What are the "limitations" of CUDA.jl relative to CPU code and where are they rooted

Recently got my hands on an entry-level Nvidia GPU, so I started reading through the CUDA.jl docs and some related (and possibly outdated) articles. I definitely noticed that it can get very different from CPU code, and there can be some restrictions, relatively speaking. I’m asking for a more experienced perspective on the restrictions and where they’re rooted in: Julia, CUDA.jl, CUDA / CUDA C (seems to be the main implementation language), GPU, or elsewhere.

I think I’ve figured out where some restrictions come from, but I don’t know C/C++ so I get stuck whenever CUDA C shows up. Here’s a list of what I got, and feel free to correct me in the thread and I’ll try to make edits:

  • poor Float64 performance: GPU
  • no recursion : CUDA.jl, though CUDA’s support is limited by the GPU
  • kernel must return nothing : CUDA
  • no kernel varargs: CUDA, and so far I have not seen CUDA.jl kernels with VarArgs
  • no strings : CUDA (aside: a workaround is using arrays of Char, but I haven’t seen CUDA.jl examples of those so far)
  • must have type-inferred code : CUDA C is statically typed
  • no garbage collection on device : CUDA C has manual memory management
  • kernel cannot allocate, and only isbits types in device arrays: CUDA C has no garbage collection, and Julia has no manual deallocations, let alone on the device to deal with data that live independently of the CuArray.
  • no try-catch-finally in kernel: CUDA C does not support exception handling on device (v11.5.1 docs, Programming Guide I.4.7)
  • no scalar indexing of CuArray: just a scalar getindex in host code must put scalar on CPU, and CUDA.jl does not launch kernel for scalar setindex e.g. a[1] += 1 because it’s not worth it
  • calls to CPU-only runtime library: GPU can’t have a version of every low-level CPU function Julia has
1 Like
  • no exceptions

This depends, throwing an exception works on device and will lead for the kernel to be terminated. But you can’t use try ... catch on the device. Backtrace printing is quite costly so without -g2 CUDA.jl will tell you that an exception occurred but not precisely where. (It’s a compromise)

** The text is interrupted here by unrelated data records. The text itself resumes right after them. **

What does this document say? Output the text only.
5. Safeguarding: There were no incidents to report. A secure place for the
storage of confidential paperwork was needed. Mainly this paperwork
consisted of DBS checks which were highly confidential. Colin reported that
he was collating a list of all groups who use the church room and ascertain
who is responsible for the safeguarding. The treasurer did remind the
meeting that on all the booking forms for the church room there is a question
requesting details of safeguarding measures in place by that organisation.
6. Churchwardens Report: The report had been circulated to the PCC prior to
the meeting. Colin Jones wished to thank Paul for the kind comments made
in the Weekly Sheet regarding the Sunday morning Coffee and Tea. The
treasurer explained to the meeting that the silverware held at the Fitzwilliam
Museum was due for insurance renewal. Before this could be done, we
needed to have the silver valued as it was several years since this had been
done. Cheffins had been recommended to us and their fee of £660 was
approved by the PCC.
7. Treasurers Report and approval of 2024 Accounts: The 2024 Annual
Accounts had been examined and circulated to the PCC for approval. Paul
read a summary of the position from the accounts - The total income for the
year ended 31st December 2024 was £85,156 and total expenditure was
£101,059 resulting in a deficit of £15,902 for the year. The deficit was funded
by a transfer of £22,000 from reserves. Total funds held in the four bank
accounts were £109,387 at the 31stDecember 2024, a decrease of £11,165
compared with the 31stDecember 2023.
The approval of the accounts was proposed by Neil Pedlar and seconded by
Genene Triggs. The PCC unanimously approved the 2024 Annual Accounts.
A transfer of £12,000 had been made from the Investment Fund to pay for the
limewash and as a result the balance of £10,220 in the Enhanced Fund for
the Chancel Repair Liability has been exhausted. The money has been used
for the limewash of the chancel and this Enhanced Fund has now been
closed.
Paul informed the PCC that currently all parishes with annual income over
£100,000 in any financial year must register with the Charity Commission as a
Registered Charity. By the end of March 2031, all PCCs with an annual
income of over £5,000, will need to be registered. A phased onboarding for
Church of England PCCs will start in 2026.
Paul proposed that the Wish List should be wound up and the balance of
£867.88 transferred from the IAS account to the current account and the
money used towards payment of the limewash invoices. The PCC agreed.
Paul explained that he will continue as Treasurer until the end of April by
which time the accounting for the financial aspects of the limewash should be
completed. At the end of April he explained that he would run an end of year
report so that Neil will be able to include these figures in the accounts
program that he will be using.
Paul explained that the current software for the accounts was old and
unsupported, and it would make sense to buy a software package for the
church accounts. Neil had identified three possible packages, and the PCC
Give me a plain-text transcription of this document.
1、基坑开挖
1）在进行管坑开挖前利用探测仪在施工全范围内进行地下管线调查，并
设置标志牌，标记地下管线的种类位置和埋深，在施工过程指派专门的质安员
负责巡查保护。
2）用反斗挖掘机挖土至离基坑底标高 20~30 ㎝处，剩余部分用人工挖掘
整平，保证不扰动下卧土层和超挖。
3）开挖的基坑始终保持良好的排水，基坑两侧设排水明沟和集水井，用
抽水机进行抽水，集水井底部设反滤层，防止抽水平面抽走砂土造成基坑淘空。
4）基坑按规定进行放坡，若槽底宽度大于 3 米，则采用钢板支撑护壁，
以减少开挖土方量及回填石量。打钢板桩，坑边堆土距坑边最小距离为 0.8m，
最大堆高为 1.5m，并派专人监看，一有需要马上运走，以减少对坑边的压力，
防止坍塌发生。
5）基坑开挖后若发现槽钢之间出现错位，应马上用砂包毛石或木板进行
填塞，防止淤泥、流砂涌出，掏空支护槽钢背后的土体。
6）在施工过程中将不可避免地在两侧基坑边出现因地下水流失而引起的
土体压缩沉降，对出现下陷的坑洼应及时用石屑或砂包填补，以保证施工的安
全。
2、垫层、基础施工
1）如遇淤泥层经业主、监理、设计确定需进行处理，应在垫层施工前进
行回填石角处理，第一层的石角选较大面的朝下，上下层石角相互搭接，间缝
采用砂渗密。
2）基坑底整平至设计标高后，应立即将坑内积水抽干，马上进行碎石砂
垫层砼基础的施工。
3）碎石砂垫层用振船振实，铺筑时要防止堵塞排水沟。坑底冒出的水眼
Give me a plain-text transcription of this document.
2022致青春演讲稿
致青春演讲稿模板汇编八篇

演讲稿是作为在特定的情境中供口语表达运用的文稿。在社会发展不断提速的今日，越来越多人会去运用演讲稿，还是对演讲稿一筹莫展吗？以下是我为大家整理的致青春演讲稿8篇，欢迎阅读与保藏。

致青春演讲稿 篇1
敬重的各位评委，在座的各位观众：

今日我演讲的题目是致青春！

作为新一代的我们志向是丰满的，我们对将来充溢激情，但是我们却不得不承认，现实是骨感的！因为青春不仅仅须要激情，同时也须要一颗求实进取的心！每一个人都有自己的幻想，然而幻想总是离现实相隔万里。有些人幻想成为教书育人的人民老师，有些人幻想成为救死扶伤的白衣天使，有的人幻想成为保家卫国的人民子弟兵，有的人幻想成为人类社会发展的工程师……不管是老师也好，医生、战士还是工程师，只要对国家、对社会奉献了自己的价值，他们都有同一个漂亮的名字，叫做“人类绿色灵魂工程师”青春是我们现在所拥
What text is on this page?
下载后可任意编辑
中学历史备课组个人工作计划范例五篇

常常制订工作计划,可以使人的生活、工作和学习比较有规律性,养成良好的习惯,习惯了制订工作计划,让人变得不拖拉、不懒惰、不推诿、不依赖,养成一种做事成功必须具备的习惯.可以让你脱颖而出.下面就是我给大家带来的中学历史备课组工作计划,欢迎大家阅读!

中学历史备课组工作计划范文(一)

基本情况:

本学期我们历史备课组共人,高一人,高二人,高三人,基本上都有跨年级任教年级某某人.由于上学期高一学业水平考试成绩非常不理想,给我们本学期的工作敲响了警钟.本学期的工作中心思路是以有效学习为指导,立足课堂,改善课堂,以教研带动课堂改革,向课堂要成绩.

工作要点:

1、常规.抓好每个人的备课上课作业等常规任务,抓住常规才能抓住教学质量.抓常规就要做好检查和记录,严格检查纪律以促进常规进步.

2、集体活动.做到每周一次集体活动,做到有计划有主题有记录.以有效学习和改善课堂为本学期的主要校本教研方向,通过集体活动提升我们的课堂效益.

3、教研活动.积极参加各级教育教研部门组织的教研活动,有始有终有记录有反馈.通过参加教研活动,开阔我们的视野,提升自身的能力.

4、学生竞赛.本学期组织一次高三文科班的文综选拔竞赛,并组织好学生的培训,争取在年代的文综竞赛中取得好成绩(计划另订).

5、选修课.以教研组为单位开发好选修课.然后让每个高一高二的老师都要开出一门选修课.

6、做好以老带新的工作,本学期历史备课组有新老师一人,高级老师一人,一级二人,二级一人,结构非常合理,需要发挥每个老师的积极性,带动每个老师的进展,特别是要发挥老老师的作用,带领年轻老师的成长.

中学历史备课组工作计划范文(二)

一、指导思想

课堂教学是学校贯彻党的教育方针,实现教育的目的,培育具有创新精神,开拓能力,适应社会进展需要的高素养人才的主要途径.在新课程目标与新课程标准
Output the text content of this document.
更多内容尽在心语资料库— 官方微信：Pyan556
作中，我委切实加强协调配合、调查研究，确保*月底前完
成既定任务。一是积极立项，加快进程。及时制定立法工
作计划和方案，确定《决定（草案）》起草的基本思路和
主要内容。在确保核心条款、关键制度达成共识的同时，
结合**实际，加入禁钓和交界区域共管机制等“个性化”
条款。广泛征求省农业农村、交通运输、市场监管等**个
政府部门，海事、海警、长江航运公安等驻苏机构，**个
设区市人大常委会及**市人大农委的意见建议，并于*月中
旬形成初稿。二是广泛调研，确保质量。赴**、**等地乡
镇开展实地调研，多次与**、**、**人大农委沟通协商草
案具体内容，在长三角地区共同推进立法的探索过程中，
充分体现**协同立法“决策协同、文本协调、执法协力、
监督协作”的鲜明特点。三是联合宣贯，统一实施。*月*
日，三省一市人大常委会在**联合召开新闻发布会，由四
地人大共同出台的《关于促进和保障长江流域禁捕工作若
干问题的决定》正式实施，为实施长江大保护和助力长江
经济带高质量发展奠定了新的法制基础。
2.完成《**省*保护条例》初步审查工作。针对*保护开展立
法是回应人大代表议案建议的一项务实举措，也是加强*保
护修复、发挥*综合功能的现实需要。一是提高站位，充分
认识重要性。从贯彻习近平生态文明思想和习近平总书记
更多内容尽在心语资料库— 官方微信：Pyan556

  • scalar indexing a CuArray moves datum to CPU (even when in-place a[1] += 1; surely kernels must be capable of that if a .+= 2 works)

That’s a limitation of the programming model. We could launch a kernel that does a[1] += 1 but that would be costlier then moving the memory back and forth (propbably).

  • calls to CPU-only runtime library (what does this even mean)

Julia is implemented with a runtime library that contains the GC, interaction with the OS, some part of the task scheduler, etc… For some it is reasonable to define a GPU alternative (and we do so) others make no sense on the GPU. Generally the GPU can’t efficiently call CPU functions due to the underlying execution model.

1 Like